Mas existem também outras formas de se jogar em um cenário assim, e de repente me ocorreu que pelo menos uma delas seria adequada ao sistema, e que poderia até se beneficiar da sua simplicidade e praticidade: ao invés de interpretar um único personagem na sua jornada por fortuna e prestígio em Westeros, os jogadores interpretarão toda uma casa de nobres participando do jogo de tronos pelo domínio do continente. É esta idéia que eu desenvolvo melhor nos parágrafos a seguir.

As Casas Nobres de Westeros
A idéia fundamental por trás de A Guerra dos Tronos 3D&T é que cada jogador não irá interpretar um único personagem, mas sim toda uma casa de nobres na sua briga por prestígio em Westeros. Um jogador poderia interpretar os honrados Stark, outro os manipuladores Lannister, outro ainda os poderosos Baratheon… Além, é claro, das inúmeras famílias menores que são ligadas a eles por laços de lealdade e sangue, e que você pode criar junto ao seu mestre.

Cada casa possuirá uma ficha de personagem, como um personagem comum. A pontuação, de maneira geral, representa o tamanho e a importância da casa no mundo de Westeros, e deve ser definida pelo mestre de acordo com o ponto que ele quiser que os personagens comecem a campanha:

5 pontos. Uma casa menor, provavelmente de alguém recém nomeado cavaleiro e que recebeu suas primeiras terras para administrar, ou uma casa caída lutando para se reerguer.

7 pontos. Uma casa já com algum reconhecimento e prestígio, mas que ainda não possui poder suficiente para enfrentar as casas maiores.

10 pontos. Uma casa já de tamanho e poder considerável, possivelmente com algumas casas menores como vassalos.

12+ pontos. Aqui estão as maiores casas de Westeros, que começam a campanha já com vários vassalos, e podem recorrer a diversos agentes para defender os seus interesses.

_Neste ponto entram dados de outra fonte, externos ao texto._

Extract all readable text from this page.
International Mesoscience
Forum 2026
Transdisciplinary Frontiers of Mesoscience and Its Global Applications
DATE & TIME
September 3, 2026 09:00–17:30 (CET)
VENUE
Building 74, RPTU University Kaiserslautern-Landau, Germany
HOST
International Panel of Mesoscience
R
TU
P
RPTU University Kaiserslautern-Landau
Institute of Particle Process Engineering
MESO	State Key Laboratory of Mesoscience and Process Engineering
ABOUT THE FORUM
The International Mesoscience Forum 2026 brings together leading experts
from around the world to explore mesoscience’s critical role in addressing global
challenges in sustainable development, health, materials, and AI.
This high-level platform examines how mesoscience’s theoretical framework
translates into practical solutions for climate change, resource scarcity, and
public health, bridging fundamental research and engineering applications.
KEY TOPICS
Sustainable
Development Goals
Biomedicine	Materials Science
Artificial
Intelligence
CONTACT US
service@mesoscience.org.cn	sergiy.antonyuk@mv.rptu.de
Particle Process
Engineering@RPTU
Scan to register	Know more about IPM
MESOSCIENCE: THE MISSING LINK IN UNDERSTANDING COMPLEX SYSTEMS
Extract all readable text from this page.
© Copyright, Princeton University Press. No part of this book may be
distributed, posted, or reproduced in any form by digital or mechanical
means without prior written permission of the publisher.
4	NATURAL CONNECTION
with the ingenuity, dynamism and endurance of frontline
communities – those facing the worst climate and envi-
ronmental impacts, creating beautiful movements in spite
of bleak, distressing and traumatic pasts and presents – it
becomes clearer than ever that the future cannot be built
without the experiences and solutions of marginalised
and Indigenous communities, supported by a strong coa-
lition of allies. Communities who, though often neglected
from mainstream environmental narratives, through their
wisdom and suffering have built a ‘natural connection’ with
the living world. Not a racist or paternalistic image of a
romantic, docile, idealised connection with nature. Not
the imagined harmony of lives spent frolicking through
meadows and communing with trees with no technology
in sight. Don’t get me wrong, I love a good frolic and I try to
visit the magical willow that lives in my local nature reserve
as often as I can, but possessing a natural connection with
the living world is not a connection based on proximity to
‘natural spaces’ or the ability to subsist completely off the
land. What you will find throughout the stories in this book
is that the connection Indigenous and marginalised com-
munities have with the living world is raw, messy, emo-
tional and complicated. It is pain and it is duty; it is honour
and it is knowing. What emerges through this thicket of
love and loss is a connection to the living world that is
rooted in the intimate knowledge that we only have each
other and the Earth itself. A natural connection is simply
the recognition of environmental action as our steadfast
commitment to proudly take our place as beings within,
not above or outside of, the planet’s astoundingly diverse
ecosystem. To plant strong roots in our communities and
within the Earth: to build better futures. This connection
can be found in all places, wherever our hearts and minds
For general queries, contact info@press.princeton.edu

Cada casa conta com os mesmos cinco atributos de um personagem comum – Força, Habilidade, Resistência, Armadura e Poder de Fogo. De maneira geral, podemos dizer que esses valores representam os membros e agregados menores que convivem dentro da casa – soldados, criados, servos, etc. Existem duas situações principais em que esta ficha será usada.

Primeiro, e mais importante, ela será usada nas batalhas entre os exércitos das casas. A ficha representa, assim, o poder de combate da própria casa, o treinamento dos seus soldados, etc., e as batalhas são resolvidas como combates normais. Regras mais detalhadas para combates entre exércitos estão no netbook gratuito Aliança Negra 3D&T. Recomendo também uma olhada no meu texto sobre castelos medievais para a Iniciativa 3D&T Alpha.

Em segundo lugar, ela também representa a ficha individual de personagens genéricos dentro da casa. Assim, se você precisa de um guarda Lannister genérico para enfrentar o seu herdeiro Stark, basta pegar a ficha da casa e usá-la em jogo. Da mesma forma, se você precisa de um maester versado em medicina que trate das feridas do seu personagem, você pode usar a Habilidade e as perícias da casa como base.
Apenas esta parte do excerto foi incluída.